Connector Worker-Side Methods#
register_kv_caches: Register KV cache buffers needed for KV cache transfer.
start_load_kv: Perform KV cache load operation that transfers KV cache from storage to device.
wait_for_layer_load: Optional; Wait for layer load in layerwise + async KV load scenario.
save_kv_layer: Optional; Do layerwise KV cache put into KV Pool.
wait_for_save: Wait for KV Save to finish if async KV cache save/put.

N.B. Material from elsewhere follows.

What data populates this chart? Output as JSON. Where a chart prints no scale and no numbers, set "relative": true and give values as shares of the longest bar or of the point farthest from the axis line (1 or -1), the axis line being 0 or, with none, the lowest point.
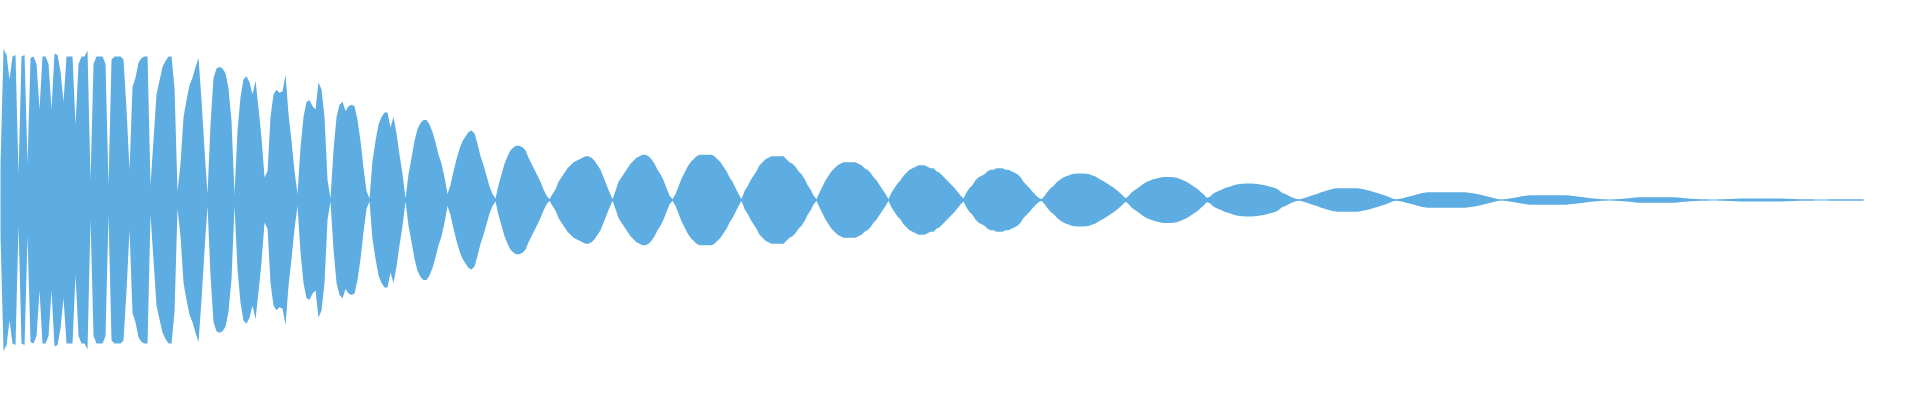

get_finished: Get request that finished KV transfer, done_sending if put finished, done_receiving if get finished.
DFX#
When looking up a key in KV Pool, if we cannot find the key, there is no Cache Hit for this specific block; we return no hit for this block and do not look up further blocks for the current request.
Similarly, when we are trying to put a block into KV Pool and it fails, we do not put further blocks (subject to change).
Limitations#
Currently, Mooncake Store for vLLM-Ascend only supports DRAM as the storage for KV Cache pool.
For now, if we successfully looked up a key and found it exists, but failed to get it when calling KV Pool’s get function, we just output a log indicating the get operation failed and keep going; hence, the accuracy of that specific request may be affected. We will handle this situation by falling back the request and re-compute everything assuming there’s no prefix cache hit (or even better, revert only one block and keep using the Prefix Caches before that).